Maybe it takes being a mother 
to know the Mother, 
to carry something inside
for months, before birthing 
it into the world— 
a child, a poem, an idea 

I decided to give the poem’s potential blunder a pass until I read the poem immediately following it.

The Mother Understands 

The divine 
Mother 
of us all, 
understands
not every 
woman
is a mother. (87–88) 

At first blush, this poem seems to be trying to be more inclusive—not every woman has given birth to a physical child, and the “divine / Mother / of us all / understands.” But the cumulative effect of these two poems is to be told first that only a mother can know the Mother, then that you can be a mother even if you haven’t born children, and then that not everyone is a mother. If it is true that not every woman is a mother, and if it is also true that it takes being a mother to know the Mother, then only some women are entitled (via their ability to reproduce) to a relationship with deity. The thought is grating. I feel certain that the intent here was to somehow say that it’s okay to not be a mother by way of giving birth, but if so, these two poems shouldn’t be read in succession. The positioning of these poems is disappointing, if not offensive.

Poetry aside for a moment, the book is sustained throughout by Hoiland’s warm and inviting illustrations. The thoughtful artwork celebrates women and children by recognizing quotidian moments and allowing us to see them as art. Line drawings of a woman’s pregnant belly, or a mother holding a child, recognize and honor the feminine experience and elevate the work as a whole. The facelessness of the people depicted allows the reader to insert herself into the art and to resonate with it in a meaningful way.

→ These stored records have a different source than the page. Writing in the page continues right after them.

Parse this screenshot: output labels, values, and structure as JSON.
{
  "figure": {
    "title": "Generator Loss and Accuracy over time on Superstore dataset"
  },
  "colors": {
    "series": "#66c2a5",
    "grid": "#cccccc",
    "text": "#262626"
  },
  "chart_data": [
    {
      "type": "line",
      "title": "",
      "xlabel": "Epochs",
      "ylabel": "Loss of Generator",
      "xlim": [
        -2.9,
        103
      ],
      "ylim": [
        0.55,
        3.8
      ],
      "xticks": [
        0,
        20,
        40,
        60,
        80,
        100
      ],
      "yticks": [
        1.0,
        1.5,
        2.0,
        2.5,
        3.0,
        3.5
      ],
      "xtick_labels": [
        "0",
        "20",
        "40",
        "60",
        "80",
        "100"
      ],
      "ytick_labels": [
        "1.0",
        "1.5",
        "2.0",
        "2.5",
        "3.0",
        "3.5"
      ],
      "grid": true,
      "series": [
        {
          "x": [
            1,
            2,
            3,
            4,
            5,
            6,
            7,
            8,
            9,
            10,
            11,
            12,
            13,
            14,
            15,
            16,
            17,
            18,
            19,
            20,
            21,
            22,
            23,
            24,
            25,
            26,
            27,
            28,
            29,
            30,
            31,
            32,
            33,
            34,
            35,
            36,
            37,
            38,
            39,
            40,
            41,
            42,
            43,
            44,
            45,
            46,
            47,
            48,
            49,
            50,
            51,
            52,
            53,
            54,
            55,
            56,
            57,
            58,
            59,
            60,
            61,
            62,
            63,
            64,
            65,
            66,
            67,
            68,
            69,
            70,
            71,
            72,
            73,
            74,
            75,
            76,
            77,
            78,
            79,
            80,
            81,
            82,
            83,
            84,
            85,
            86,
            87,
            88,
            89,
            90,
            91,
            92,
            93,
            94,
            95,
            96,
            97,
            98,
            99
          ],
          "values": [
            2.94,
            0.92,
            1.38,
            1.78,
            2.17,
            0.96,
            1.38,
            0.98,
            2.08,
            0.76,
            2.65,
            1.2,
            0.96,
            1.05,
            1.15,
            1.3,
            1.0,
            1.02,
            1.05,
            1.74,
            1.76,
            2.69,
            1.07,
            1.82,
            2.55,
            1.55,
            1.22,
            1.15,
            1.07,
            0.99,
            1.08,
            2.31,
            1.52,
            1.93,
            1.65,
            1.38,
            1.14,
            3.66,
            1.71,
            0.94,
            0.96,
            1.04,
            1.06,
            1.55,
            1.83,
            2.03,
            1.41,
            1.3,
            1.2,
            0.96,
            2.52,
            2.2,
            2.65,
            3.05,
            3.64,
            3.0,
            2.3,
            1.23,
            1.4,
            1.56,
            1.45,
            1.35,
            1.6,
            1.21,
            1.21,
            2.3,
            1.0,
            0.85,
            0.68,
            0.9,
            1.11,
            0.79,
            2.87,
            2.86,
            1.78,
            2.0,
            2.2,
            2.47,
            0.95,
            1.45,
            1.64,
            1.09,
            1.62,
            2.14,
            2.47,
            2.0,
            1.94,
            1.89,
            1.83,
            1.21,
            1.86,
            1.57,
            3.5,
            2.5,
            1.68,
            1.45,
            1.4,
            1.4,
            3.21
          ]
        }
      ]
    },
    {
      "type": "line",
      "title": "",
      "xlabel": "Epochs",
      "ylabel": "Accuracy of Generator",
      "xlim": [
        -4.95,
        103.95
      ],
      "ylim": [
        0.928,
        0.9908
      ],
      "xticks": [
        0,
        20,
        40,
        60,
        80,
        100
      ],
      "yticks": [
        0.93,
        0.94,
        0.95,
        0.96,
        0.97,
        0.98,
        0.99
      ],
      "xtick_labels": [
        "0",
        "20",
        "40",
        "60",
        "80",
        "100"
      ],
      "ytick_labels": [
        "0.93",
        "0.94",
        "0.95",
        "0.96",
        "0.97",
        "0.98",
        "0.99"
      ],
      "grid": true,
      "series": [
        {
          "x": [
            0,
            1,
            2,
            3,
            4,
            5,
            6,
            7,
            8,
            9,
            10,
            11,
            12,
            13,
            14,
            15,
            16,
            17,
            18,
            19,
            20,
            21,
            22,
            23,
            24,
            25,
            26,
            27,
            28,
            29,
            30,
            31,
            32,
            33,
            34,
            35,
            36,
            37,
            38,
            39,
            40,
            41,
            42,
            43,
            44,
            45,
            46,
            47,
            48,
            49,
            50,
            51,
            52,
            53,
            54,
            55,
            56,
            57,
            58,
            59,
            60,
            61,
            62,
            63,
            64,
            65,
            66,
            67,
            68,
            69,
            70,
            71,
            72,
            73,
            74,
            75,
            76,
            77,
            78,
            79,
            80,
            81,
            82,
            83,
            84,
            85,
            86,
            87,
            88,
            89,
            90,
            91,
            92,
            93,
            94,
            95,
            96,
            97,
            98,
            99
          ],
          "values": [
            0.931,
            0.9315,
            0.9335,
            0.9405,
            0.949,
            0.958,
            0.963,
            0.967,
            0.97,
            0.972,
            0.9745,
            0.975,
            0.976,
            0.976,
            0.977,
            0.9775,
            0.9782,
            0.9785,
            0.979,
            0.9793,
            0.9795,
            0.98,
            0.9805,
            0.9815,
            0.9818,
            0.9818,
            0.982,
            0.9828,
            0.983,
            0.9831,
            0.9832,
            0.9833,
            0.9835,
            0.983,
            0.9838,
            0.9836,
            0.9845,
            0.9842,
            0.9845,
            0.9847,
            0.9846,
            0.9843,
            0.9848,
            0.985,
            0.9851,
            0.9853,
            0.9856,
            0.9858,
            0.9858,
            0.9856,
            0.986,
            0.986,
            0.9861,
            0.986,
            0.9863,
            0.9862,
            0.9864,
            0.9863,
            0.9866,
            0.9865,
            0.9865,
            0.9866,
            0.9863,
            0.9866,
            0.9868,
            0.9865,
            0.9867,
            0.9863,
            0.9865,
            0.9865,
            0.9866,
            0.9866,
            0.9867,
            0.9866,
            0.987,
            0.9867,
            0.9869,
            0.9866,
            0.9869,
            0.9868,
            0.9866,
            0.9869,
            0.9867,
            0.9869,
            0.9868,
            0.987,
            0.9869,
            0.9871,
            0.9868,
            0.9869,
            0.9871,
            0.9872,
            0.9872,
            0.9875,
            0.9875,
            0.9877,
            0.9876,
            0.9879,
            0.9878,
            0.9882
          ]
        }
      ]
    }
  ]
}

Where this book ultimately succeeds is in provoking more profound thought on the nature of Heavenly Mother and starting conversations about this relatively undiscussed deity. The form of the poems asks the reader to get very comfortable with the feminine pronoun, and with Heavenly Mother as an active participant in the situations described. The work insists on her presence and posits interesting questions about the characteristics of a relationship with her. Lines like, “She knows our / need by kissing” and “The Mother still remembers to sing” are thought provoking and stand alone in a quiet field where not many other texts have been crafted. I am left, perhaps like the speaker of these poems, wanting to know more about why the Mother remembers to sing, what it is that she sings, where she sings from, and what she sounds like. If this were a draft manuscript, I would earnestly want to read second, third, and fourth revisions to see how these ideas develop, and how greater precision could make them sing. That said, the existence of this book does open previously invisible doors to new thought, and that is an accomplishment that should not be overlooked. While it’s not a great book of poetry, this book is benchmarking new territory, and that is worth a great deal of consideration. 

Rachel Hunt Steenblik. Mother’s Milk: Poems in Search of Heavenly Mother. Illustrated by Ashley Mae Hoiland. Salt Lake City: By Common Consent Press, 2017. Paper: $9.95. ISBN: 978-0-9986052-2-7.